The matter came on before a stipendiary magistrate at Berri on 30 March 2004. The appellant was represented. He pleaded guilty to all counts. The circumstances of the offences are set out in the affidavit of Andrew Heffernan, the police prosecutor, as follows:
“At about 1 pm on Thursday, 1 January 2004, the victim was at his camp on the bank of the River Murray at Berri when the defendant came to his camp and began arguing with a female, who was at the camp. The defendant then trashed the victim’s tent, damaging the tent poles and zip. At the time tent was valued at $60. At 1 am on 2 January 2004 the victim was again at his camp and in his car, when the defendant attended and started hitting the windows with a tyre lever, breaking the window and causing approximately $800 worth of damage. The defendant began spitting at the victim. The victim states that he did not provoke the attack.”
The magistrate convicted the appellant on all counts, and pursuant to s18A of the Criminal Law (Sentencing) Act 1988 imposed one penalty of two months imprisonment for all counts. The magistrate declined to suspend that sentence.
In his sentencing remarks the magistrate said:
“This is a very serious matter. There is an element of provocation. In reality you had no business approaching the camp site and, in any event, no authority to behave in the way you have admitted. In my assessment, this calls for imprisonment.
On penalty, I record a conviction and you are to be imprisoned for two months to commence forthwith.
I have given consideration to suspension of the sentence, but in my assessment there is nothing here that would warrant such leniency. The allegations are particularly unfortunate; allegations of spitting at the victim and substantial damage to the said motor vehicle and tent. In those circumstances, I decline to order a suspension of the sentence.

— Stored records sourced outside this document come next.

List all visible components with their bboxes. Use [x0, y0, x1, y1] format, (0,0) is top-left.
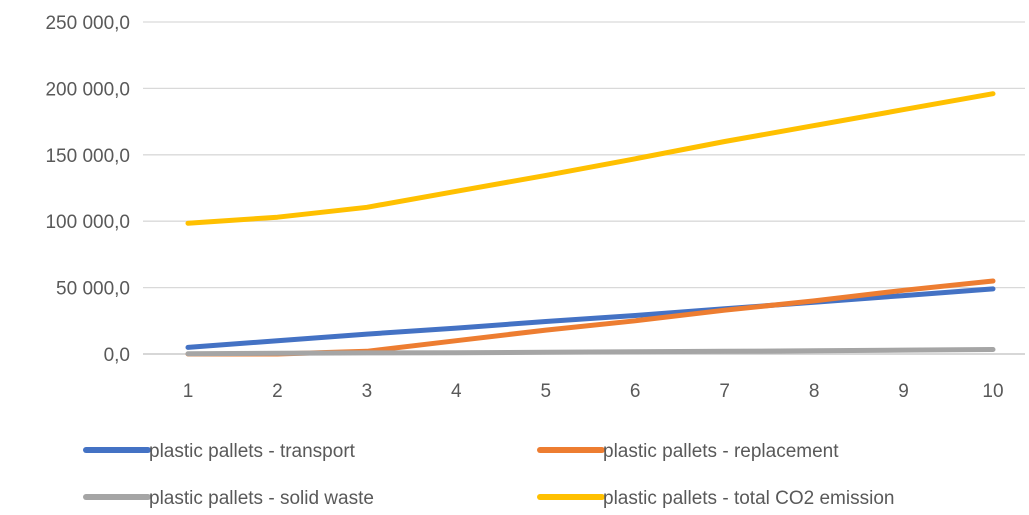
series-line-plastic-pallets-solid-waste: [185, 347, 996, 357]
x-tick-label: 1: [183, 381, 194, 402]
x-tick-label: 6: [630, 381, 641, 402]
gridlines: [143, 21, 1025, 355]
legend-label: plastic pallets - solid waste: [149, 488, 374, 509]
x-tick-label: 2: [272, 381, 283, 402]
x-tick-label: 4: [451, 381, 462, 402]
y-tick-label: 50 000,0: [56, 279, 130, 300]
y-axis-tick-labels: 0,0 50 000,0 100 000,0 150 000,0 200 000,0 25…: [45, 13, 130, 366]
y-tick-label: 0,0: [104, 345, 130, 366]
legend-label: plastic pallets - replacement: [603, 441, 839, 462]
series-lines: [185, 91, 996, 357]
x-axis-tick-labels: 1 2 3 4 5 6 7 8 9 10: [183, 381, 1004, 402]
legend-label: plastic pallets - total CO2 emission: [603, 488, 894, 509]
y-tick-label: 200 000,0: [45, 79, 130, 100]
x-tick-label: 8: [809, 381, 820, 402]
legend-label: plastic pallets - transport: [149, 441, 356, 462]
y-tick-label: 150 000,0: [45, 146, 130, 167]
y-tick-label: 100 000,0: [45, 212, 130, 233]
series-line-plastic-pallets-total-co2-emission: [185, 91, 996, 226]
x-tick-label: 9: [898, 381, 909, 402]
y-tick-label: 250 000,0: [45, 13, 130, 34]
x-tick-label: 10: [982, 381, 1003, 402]
x-tick-label: 5: [540, 381, 551, 402]
x-tick-label: 7: [719, 381, 730, 402]
legend: plastic pallets - transport plastic palle…: [83, 441, 894, 509]
x-tick-label: 3: [362, 381, 373, 402]
series-line-plastic-pallets-transport: [185, 286, 996, 350]
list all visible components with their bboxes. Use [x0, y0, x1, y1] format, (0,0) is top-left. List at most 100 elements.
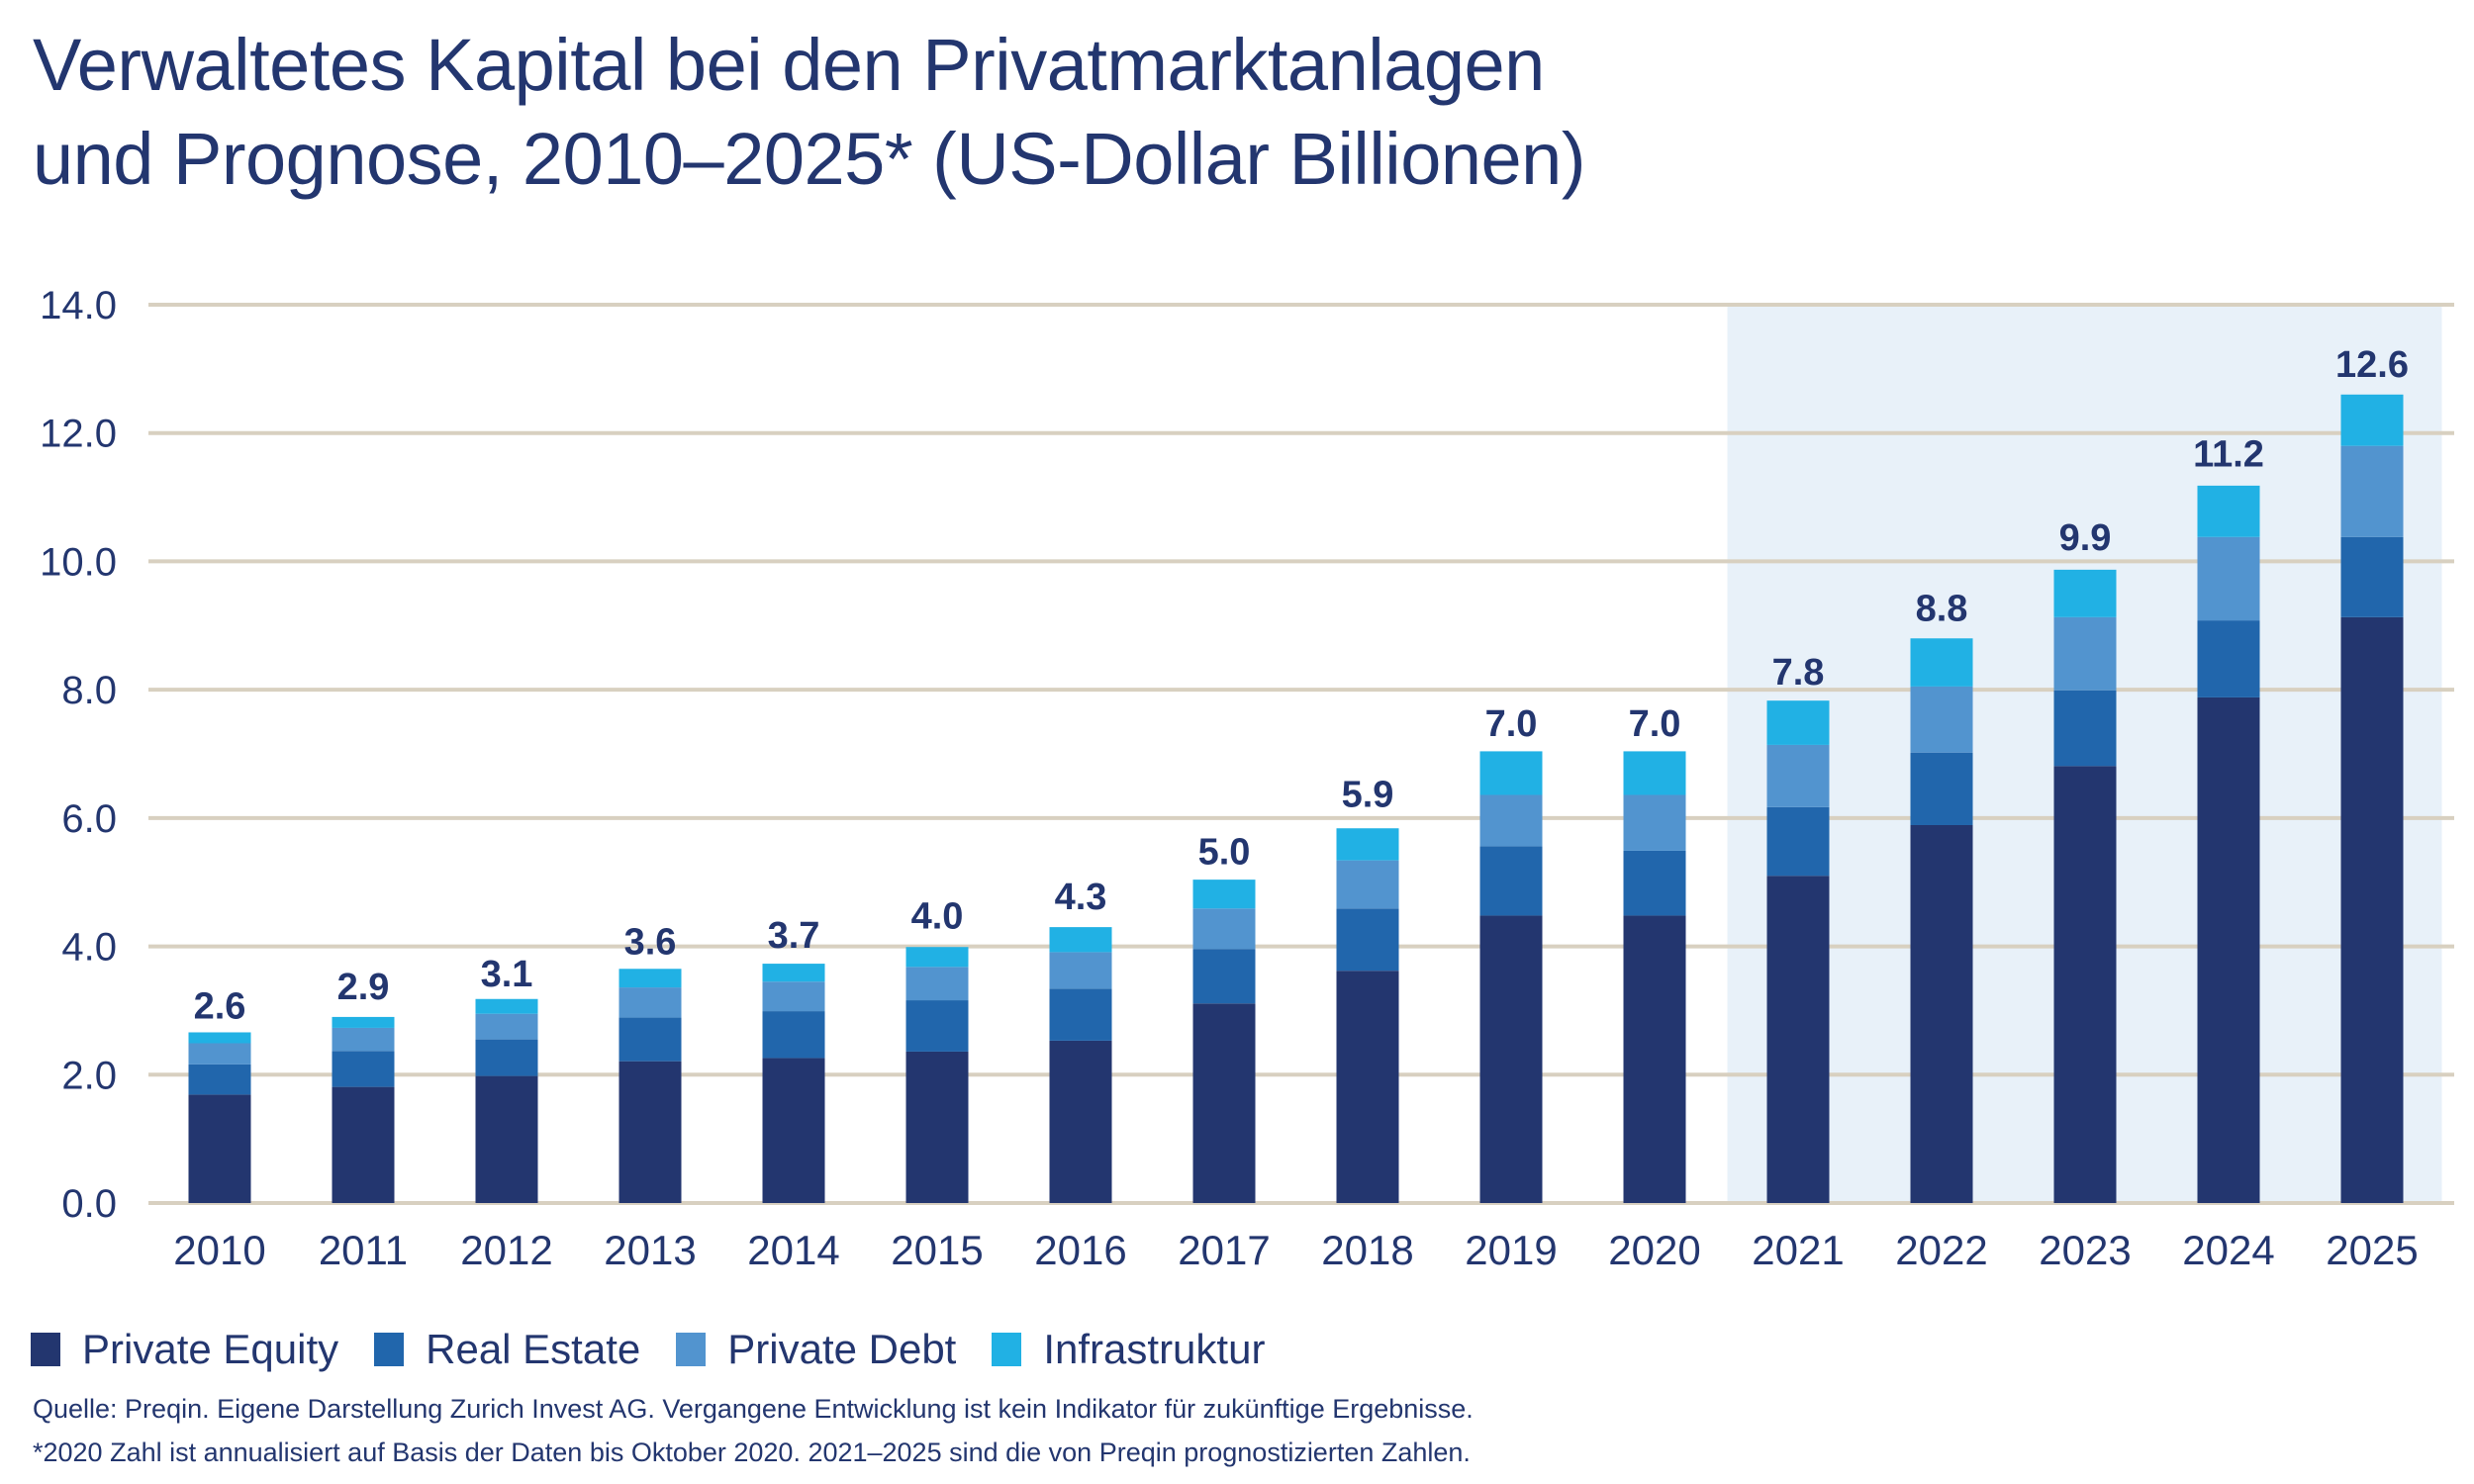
- bar-segment-infrastruktur: [332, 1016, 395, 1028]
- bar-stack-2024: [2197, 485, 2260, 1203]
- total-label: 7.0: [1629, 703, 1681, 745]
- total-label: 2.9: [337, 967, 390, 1008]
- legend-swatch-infrastruktur: [992, 1333, 1022, 1366]
- x-tick-label: 2015: [891, 1227, 983, 1273]
- bar-segment-private-equity: [905, 1051, 969, 1203]
- total-label: 3.7: [768, 915, 820, 957]
- footnotes: Quelle: Preqin. Eigene Darstellung Zuric…: [33, 1387, 1474, 1474]
- total-label: 12.6: [2335, 344, 2409, 386]
- bar-segment-infrastruktur: [1910, 638, 1973, 687]
- bar-segment-private-debt: [1766, 744, 1830, 807]
- bar-segment-private-equity: [2053, 766, 2117, 1203]
- x-axis-ticks: 2010 2011 2012 2013 2014 2015 2016 2017 2018 2019…: [173, 1227, 2418, 1273]
- total-label: 4.0: [911, 896, 964, 938]
- bar-segment-private-equity: [1766, 876, 1830, 1203]
- x-tick-label: 2020: [1608, 1227, 1700, 1273]
- bar-segment-real-estate: [1479, 846, 1543, 916]
- bar-segment-private-debt: [2053, 616, 2117, 691]
- bar-segment-infrastruktur: [905, 947, 969, 968]
- bar-segment-real-estate: [2340, 536, 2404, 617]
- forecast-footnote: *2020 Zahl ist annualisiert auf Basis de…: [33, 1438, 1471, 1467]
- x-tick-label: 2017: [1178, 1227, 1270, 1273]
- legend-item-private-debt: Private Debt: [676, 1326, 956, 1373]
- bar-segment-private-equity: [618, 1061, 682, 1203]
- bar-stack-2016: [1049, 927, 1112, 1203]
- legend-label-private-debt: Private Debt: [727, 1326, 957, 1372]
- legend-swatch-private-equity: [31, 1333, 60, 1366]
- total-label: 7.8: [1772, 652, 1825, 694]
- bar-segment-infrastruktur: [2197, 485, 2260, 537]
- data-labels: 2.6 2.9 3.1 3.6 3.7 4.0 4.3 5.0 5.9 7.0 7.0 7.8 8.8 9…: [194, 344, 2409, 1028]
- bar-segment-real-estate: [188, 1064, 251, 1095]
- bar-stack-2015: [905, 947, 969, 1203]
- y-tick-label: 10.0: [40, 540, 117, 584]
- bar-segment-private-debt: [762, 981, 825, 1012]
- bar-stack-2023: [2053, 569, 2117, 1203]
- bar-segment-private-debt: [2340, 445, 2404, 537]
- legend-label-real-estate: Real Estate: [426, 1326, 641, 1372]
- bar-segment-real-estate: [332, 1051, 395, 1087]
- total-label: 3.1: [481, 954, 533, 995]
- bar-segment-private-equity: [1623, 915, 1686, 1203]
- chart-title: Verwaltetes Kapital bei den Privatmarkta…: [33, 18, 1585, 206]
- bar-segment-real-estate: [1623, 850, 1686, 916]
- bar-segment-private-equity: [475, 1075, 538, 1203]
- bar-segment-private-debt: [1623, 794, 1686, 851]
- total-label: 11.2: [2193, 434, 2264, 476]
- bar-segment-infrastruktur: [762, 964, 825, 982]
- legend-label-infrastruktur: Infrastruktur: [1043, 1326, 1266, 1372]
- total-label: 5.0: [1198, 832, 1251, 874]
- bar-segment-private-equity: [762, 1058, 825, 1203]
- bar-stack-2020: [1623, 751, 1686, 1203]
- bar-stack-2021: [1766, 700, 1830, 1203]
- bars: [188, 394, 2404, 1203]
- y-tick-label: 8.0: [61, 669, 117, 712]
- y-tick-label: 12.0: [40, 413, 117, 456]
- bar-stack-2017: [1192, 880, 1256, 1203]
- bar-segment-private-equity: [1479, 915, 1543, 1203]
- bar-segment-infrastruktur: [1192, 880, 1256, 909]
- x-tick-label: 2022: [1895, 1227, 1987, 1273]
- bar-segment-private-debt: [1479, 794, 1543, 847]
- total-label: 5.9: [1342, 774, 1394, 815]
- bar-segment-private-debt: [618, 987, 682, 1018]
- bar-segment-private-equity: [2340, 616, 2404, 1203]
- bar-segment-private-equity: [1192, 1003, 1256, 1203]
- bar-segment-private-debt: [2197, 536, 2260, 621]
- bar-segment-private-debt: [1336, 860, 1399, 909]
- bar-stack-2011: [332, 1016, 395, 1203]
- bar-segment-real-estate: [1336, 908, 1399, 972]
- total-label: 4.3: [1055, 877, 1107, 918]
- total-label: 3.6: [624, 922, 677, 964]
- source-note: Quelle: Preqin. Eigene Darstellung Zuric…: [33, 1394, 1474, 1424]
- y-tick-label: 6.0: [61, 797, 117, 841]
- total-label: 9.9: [2059, 517, 2112, 559]
- bar-segment-infrastruktur: [2053, 569, 2117, 617]
- chart-title-line-1: Verwaltetes Kapital bei den Privatmarkta…: [33, 24, 1545, 106]
- bar-segment-private-equity: [332, 1086, 395, 1203]
- bar-segment-real-estate: [905, 1000, 969, 1052]
- bar-segment-real-estate: [1910, 752, 1973, 825]
- bar-stack-2019: [1479, 751, 1543, 1203]
- bar-segment-real-estate: [1192, 949, 1256, 1004]
- bar-segment-real-estate: [762, 1011, 825, 1059]
- bar-segment-infrastruktur: [1479, 751, 1543, 795]
- bar-segment-infrastruktur: [2340, 394, 2404, 446]
- bar-segment-real-estate: [475, 1039, 538, 1076]
- bar-segment-real-estate: [2053, 690, 2117, 767]
- legend-label-private-equity: Private Equity: [82, 1326, 339, 1372]
- bar-segment-private-equity: [188, 1094, 251, 1203]
- bar-segment-private-equity: [2197, 696, 2260, 1203]
- bar-stack-2013: [618, 969, 682, 1203]
- legend-item-private-equity: Private Equity: [31, 1326, 338, 1373]
- x-tick-label: 2016: [1034, 1227, 1126, 1273]
- y-axis-ticks: 0.0 2.0 4.0 6.0 8.0 10.0 12.0 14.0: [40, 284, 117, 1226]
- bar-segment-real-estate: [1766, 806, 1830, 877]
- bar-stack-2025: [2340, 394, 2404, 1203]
- bar-segment-infrastruktur: [1766, 700, 1830, 745]
- bar-stack-2012: [475, 998, 538, 1203]
- bar-stack-2022: [1910, 638, 1973, 1203]
- legend-item-infrastruktur: Infrastruktur: [992, 1326, 1265, 1373]
- bar-segment-real-estate: [1049, 988, 1112, 1041]
- y-tick-label: 14.0: [40, 284, 117, 327]
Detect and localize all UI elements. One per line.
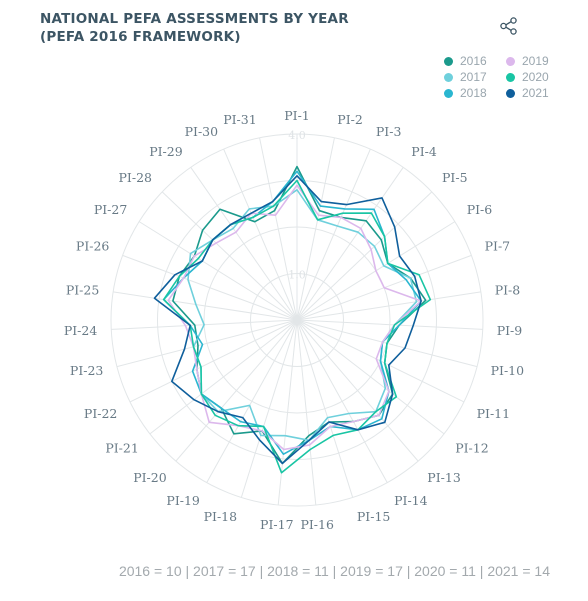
grid-spoke	[116, 319, 298, 368]
legend-item-2020[interactable]: 2020	[506, 69, 564, 85]
category-label: PI-23	[70, 363, 104, 378]
legend-label: 2016	[460, 54, 487, 68]
category-label: PI-21	[105, 440, 138, 455]
category-label: PI-15	[357, 509, 390, 524]
series-line-2021	[153, 175, 422, 465]
chart-title: NATIONAL PEFA ASSESSMENTS BY YEAR (PEFA …	[40, 10, 349, 46]
radial-tick-label: 4.0	[288, 129, 306, 142]
legend-item-2016[interactable]: 2016	[444, 53, 506, 69]
category-label: PI-14	[394, 493, 428, 508]
grid-spoke	[190, 167, 298, 321]
category-label: PI-28	[119, 170, 153, 185]
grid-spoke	[296, 137, 335, 321]
category-label: PI-30	[185, 124, 219, 139]
category-label: PI-31	[223, 112, 256, 127]
category-label: PI-7	[485, 239, 511, 254]
legend-marker	[506, 88, 515, 98]
series-group	[153, 165, 432, 474]
category-label: PI-10	[491, 363, 525, 378]
legend-marker	[444, 88, 453, 98]
legend-label: 2019	[522, 54, 549, 68]
category-label: PI-20	[133, 470, 167, 485]
grid-spoke	[296, 319, 419, 462]
grid-spoke	[296, 319, 483, 330]
radial-tick-label: 1.0	[288, 269, 306, 282]
share-icon-svg	[500, 17, 517, 35]
category-label: PI-24	[64, 323, 98, 338]
legend-marker	[506, 56, 515, 66]
category-label: PI-12	[455, 440, 488, 455]
legend-label: 2018	[460, 86, 487, 100]
grid-spoke	[296, 319, 445, 435]
grid-spoke	[175, 319, 298, 462]
category-label: PI-3	[376, 124, 402, 139]
grid-spoke	[277, 319, 298, 506]
chart-title-line-1: NATIONAL PEFA ASSESSMENTS BY YEAR	[40, 11, 349, 27]
grid-spoke	[296, 167, 404, 321]
legend-label: 2017	[460, 70, 487, 84]
grid-spoke	[296, 319, 388, 483]
legend-item-2019[interactable]: 2019	[506, 53, 564, 69]
grid-spoke	[240, 319, 298, 498]
legend-label: 2021	[522, 86, 549, 100]
legend-label: 2020	[522, 70, 549, 84]
grid-spoke	[113, 291, 298, 321]
category-label: PI-6	[467, 202, 493, 217]
series-line-2017	[187, 189, 418, 442]
chart-title-line-2: (PEFA 2016 FRAMEWORK)	[40, 29, 241, 45]
legend-item-2018[interactable]: 2018	[444, 85, 506, 101]
category-labels: PI-1 PI-2 PI-3 PI-4 PI-5 PI-6 PI-7 PI-8 PI-9 PI-1…	[64, 108, 524, 532]
grid-spoke	[206, 319, 298, 483]
category-label: PI-16	[300, 517, 334, 532]
legend-item-2017[interactable]: 2017	[444, 69, 506, 85]
category-label: PI-29	[149, 144, 183, 159]
category-label: PI-25	[66, 283, 99, 298]
category-label: PI-4	[411, 144, 437, 159]
category-label: PI-18	[204, 509, 238, 524]
legend-marker	[444, 72, 453, 82]
grid-spoke	[138, 221, 298, 321]
category-label: PI-27	[94, 202, 128, 217]
category-label: PI-8	[495, 283, 521, 298]
category-label: PI-11	[477, 406, 510, 421]
series-line-2019	[167, 184, 422, 451]
grid-spoke	[296, 291, 481, 321]
grid-spoke	[122, 254, 298, 321]
grid-spoke	[161, 191, 298, 321]
chart-legend: 2016 2019 2017 2020 2018 2021	[444, 53, 564, 101]
grid-spoke	[296, 319, 354, 498]
grid-spoke	[129, 319, 298, 403]
category-label: PI-13	[427, 470, 461, 485]
category-label: PI-22	[84, 406, 117, 421]
category-label: PI-9	[497, 323, 523, 338]
grid-spoke	[259, 137, 298, 321]
legend-item-2021[interactable]: 2021	[506, 85, 564, 101]
share-icon[interactable]	[498, 15, 520, 37]
legend-marker	[506, 72, 515, 82]
legend-marker	[444, 56, 453, 66]
assessment-count-footer: 2016 = 10 | 2017 = 17 | 2018 = 11 | 2019…	[118, 563, 550, 579]
grid-spoke	[296, 148, 371, 321]
grid-spoke	[149, 319, 298, 435]
category-label: PI-17	[260, 517, 294, 532]
category-label: PI-2	[337, 112, 363, 127]
series-line-2020	[162, 179, 432, 474]
grid-spoke	[223, 148, 298, 321]
category-label: PI-19	[166, 493, 200, 508]
category-label: PI-1	[284, 108, 310, 123]
grid-spoke	[296, 191, 433, 321]
grid-spoke	[296, 319, 317, 506]
category-label: PI-5	[442, 170, 468, 185]
category-label: PI-26	[76, 239, 110, 254]
radial-ticks: 4.0 1.0	[288, 129, 306, 282]
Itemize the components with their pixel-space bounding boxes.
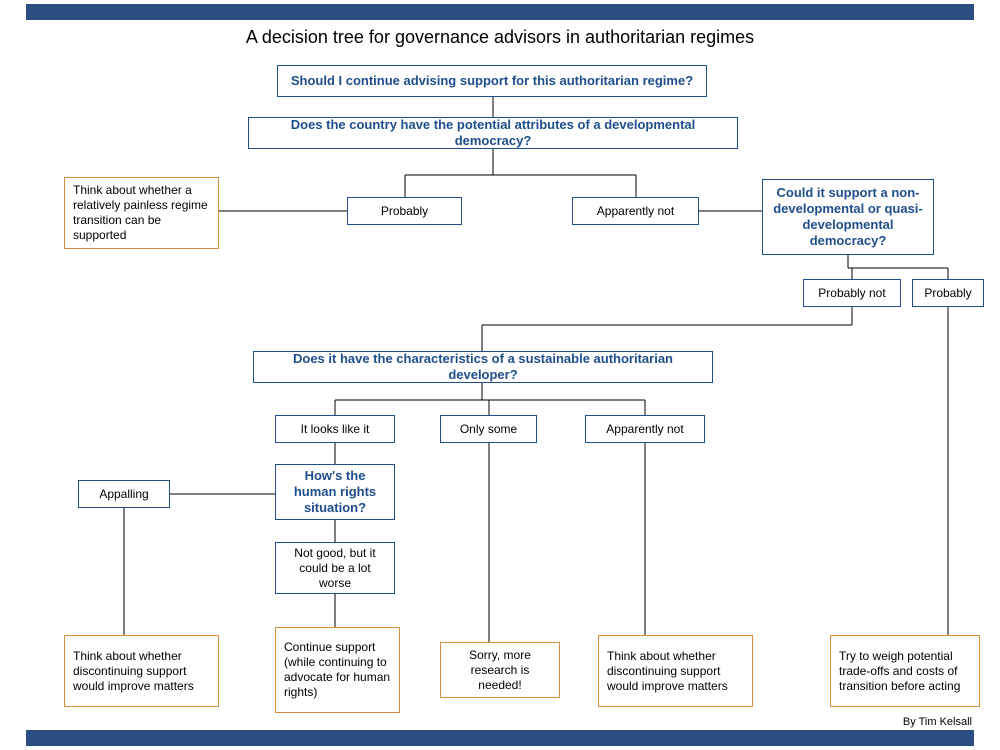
node-a2: Apparently not: [572, 197, 699, 225]
node-q2: Does the country have the potential attr…: [248, 117, 738, 149]
header-bar: [26, 4, 974, 20]
node-a6: Only some: [440, 415, 537, 443]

If you continue to behave in this way the penalties will increase markedly.”
The appellant does not complain of the sentence of imprisonment. His sole ground of appeal is that the magistrate erred in not suspending the sentence. The relief he seeks on appeal is an order quashing the order for imprisonment imposed by the magistrate. The magistrate’s sentencing remarks indicate that he was particularly influenced in the view to which he came about not suspending the sentence by reason of the circumstances of the offences. That conclusion is understandable, given that the conduct involved a degree of wanton violence.
But there are other circumstances which should be considered in determining whether good reason exists. In particular, those circumstances are the personal position and personal circumstances of the appellant.
I have had today a brief explanation of the circumstances in which the offence occurred and of the appellant’s personal circumstances. In my opinion those circumstances do constitute good reason for suspension of the sentence. I am confirmed in that view by the concession made by the respondent’s counsel to the effect that the magistrate did err in failing to exercise his discretion to suspend the sentence of two months imprisonment.
A suspended sentence is a very real form of punishment. In addition, a term of the suspension will be that the appellant be subject to a bond and therefore he will be liable to be sentenced further in the event of a breach of the bond.
So, for the reasons I have given, my conclusion is that the magistrate did err in failing to suspend the sentence, and I propose to exercise the discretion under s38(1) of the Criminal Law (Sentencing) Act by suspending the sentence.
The orders of the court are:
1. That the appeal against sentence be allowed;
2. That the sentence of the magistrate be set aside;
3. In lieu thereof the appellant is sentenced to imprisonment for two months but that sentence is to be suspended upon the appellant entering into a bond in the sum of $500 to be of good behaviour for a period of two years.